Just then Lady Carleon’s senses returned, and opening her eyes she saw Sir Geoffrey, whom they had laid down upon another couch close to her.

“Oh, they told me that you were dead, husband,” she said, “crushed or swallowed in the earthquake! But I thank God they lied. Yet what ails you, sweetheart, that you do not stand upon your feet?”

“Little, dear wife, little,” he answered in a cheerful voice. “My foot is somewhat crushed, that is all. Still ‘tis true that had it not been for this brave knight and his squire I must have lain where I was till I perished.”

Now Lady Carleon raised herself slightly and looked at Hugh and Dick, who stood together, bewildered and overwhelmed.

“Heaven’s blessings be on your heads,” she exclaimed, “for these Venetians would surely have left him to his doom. Ah, I thought that it was you who must die to-day, but now I know it is I, and perchance my lord. Physician,” she added after a pause, “trouble not with me, for my hour has come; I feel it at my heart. Tend my lord there, who, unless this foul sickness takes him also, may yet be saved.”

So they carried them both to their own large sleeping chamber on the upper floor. There the surgeon set Sir Geoffrey’s broken bone skilfully enough, though when he saw the state of the crushed limb, he shook his head and said it would be best to cut it off.

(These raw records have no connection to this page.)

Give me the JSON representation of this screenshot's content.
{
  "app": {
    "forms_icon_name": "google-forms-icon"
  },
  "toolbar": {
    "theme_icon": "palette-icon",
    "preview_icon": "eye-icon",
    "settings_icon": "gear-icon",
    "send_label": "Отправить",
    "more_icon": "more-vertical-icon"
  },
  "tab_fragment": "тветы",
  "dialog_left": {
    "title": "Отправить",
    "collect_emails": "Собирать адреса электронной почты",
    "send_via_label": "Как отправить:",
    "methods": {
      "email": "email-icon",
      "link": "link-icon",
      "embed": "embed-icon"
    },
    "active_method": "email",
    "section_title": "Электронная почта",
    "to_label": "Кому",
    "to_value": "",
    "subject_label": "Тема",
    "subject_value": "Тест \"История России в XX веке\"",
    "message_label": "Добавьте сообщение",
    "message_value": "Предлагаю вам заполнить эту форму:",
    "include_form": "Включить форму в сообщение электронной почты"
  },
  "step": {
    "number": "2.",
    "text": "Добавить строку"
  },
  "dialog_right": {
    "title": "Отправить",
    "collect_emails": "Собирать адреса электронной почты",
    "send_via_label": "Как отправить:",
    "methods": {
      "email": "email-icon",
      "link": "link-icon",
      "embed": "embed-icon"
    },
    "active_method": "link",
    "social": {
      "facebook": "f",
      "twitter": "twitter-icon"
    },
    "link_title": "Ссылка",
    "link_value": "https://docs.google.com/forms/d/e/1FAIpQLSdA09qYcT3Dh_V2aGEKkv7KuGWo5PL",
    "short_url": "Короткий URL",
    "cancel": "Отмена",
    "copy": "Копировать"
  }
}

This, however, Sir Geoffrey would not suffer to be done.

“It will kill me, I am sure, or if not, then the pest which that ship, Light of the East, has brought here from Cyprus, will do its work on me. But I care nothing, for since you say that my wife must die I would die with her and be at rest.”

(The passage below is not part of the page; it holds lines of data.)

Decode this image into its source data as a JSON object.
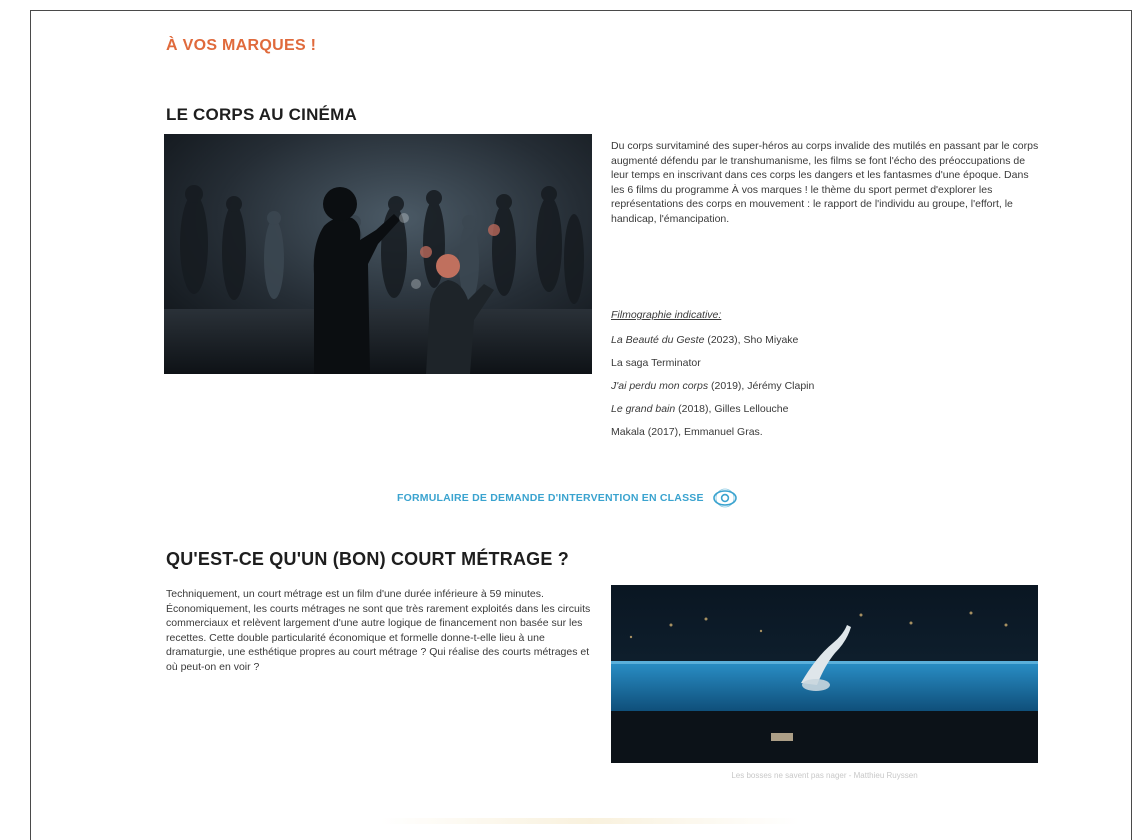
{
  "header": {
    "section_label": "À VOS MARQUES !"
  },
  "body_section": {
    "title": "LE CORPS AU CINÉMA",
    "image_alt": "Danseurs sur une scène sombre",
    "paragraph": "Du corps survitaminé des super-héros au corps invalide des mutilés en passant par le corps augmenté défendu par le transhumanisme, les films se font l'écho des préoccupations de leur temps en inscrivant dans ces corps les dangers et les fantasmes d'une époque. Dans les 6 films du programme À vos marques ! le thème du sport permet d'explorer les représentations des corps en mouvement : le rapport de l'individu au groupe, l'effort, le handicap, l'émancipation.",
    "filmo_title": "Filmographie indicative:",
    "filmography": [
      {
        "title": "La Beauté du Geste",
        "rest": " (2023), Sho Miyake"
      },
      {
        "title": "",
        "rest": "La saga Terminator"
      },
      {
        "title": "J'ai perdu mon corps",
        "rest": " (2019), Jérémy Clapin"
      },
      {
        "title": "Le grand bain",
        "rest": " (2018), Gilles Lellouche"
      },
      {
        "title": "",
        "rest": "Makala (2017), Emmanuel Gras."
      }
    ]
  },
  "form_link": {
    "label": "FORMULAIRE DE DEMANDE D'INTERVENTION EN CLASSE",
    "icon": "eye-icon",
    "color": "#3aa3cf"
  },
  "short_section": {
    "title": "QU'EST-CE QU'UN (BON) COURT MÉTRAGE ?",
    "paragraph": "Techniquement, un court métrage est un film d'une durée inférieure à 59 minutes. Économiquement, les courts métrages ne sont que très rarement exploités dans les circuits commerciaux et relèvent largement d'une autre logique de financement non basée sur les recettes. Cette double particularité économique et formelle donne-t-elle lieu à une dramaturgie, une esthétique propres au court métrage ? Qui réalise des courts métrages et où peut-on en voir ?",
    "image_alt": "Nageuse dans une piscine éclairée la nuit",
    "caption": "Les bosses ne savent pas nager - Matthieu Ruyssen"
  },
  "colors": {
    "accent_orange": "#e06a3c",
    "link_blue": "#3aa3cf"
  }
}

At sunset Lady Carleon died. Ere she passed away she sent for Hugh and Dick. Her bed by her command had been moved to an open window, for she seemed to crave air. By it was placed that of Sir Geoffrey so that the two of them could hold each other’s hand.

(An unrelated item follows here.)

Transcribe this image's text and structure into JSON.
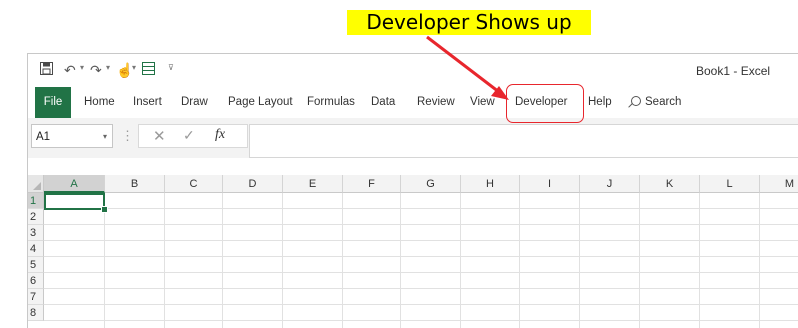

“I would die looking toward England, Sir Hugh,” she said, with a faint smile, “though alas! I may not sleep in that churchyard on the Sussex downs where I had hoped that I might lie at last. Now, Sir Hugh, I pray this of your Christian charity and by the English blood which runs in us, that you will swear to me that you and your squire will not leave my lord alone among these Southern folk, but that you will bide with him and nurse him till he recovers or dies, as God may will. Also that you will see me buried by the bones of my child—they will tell you where.”

“Wife,” broke in Sir Geoffrey, “this knight is not of our kin. Doubtless he has business elsewhere. How can he bide with me here, mayhap for weeks?”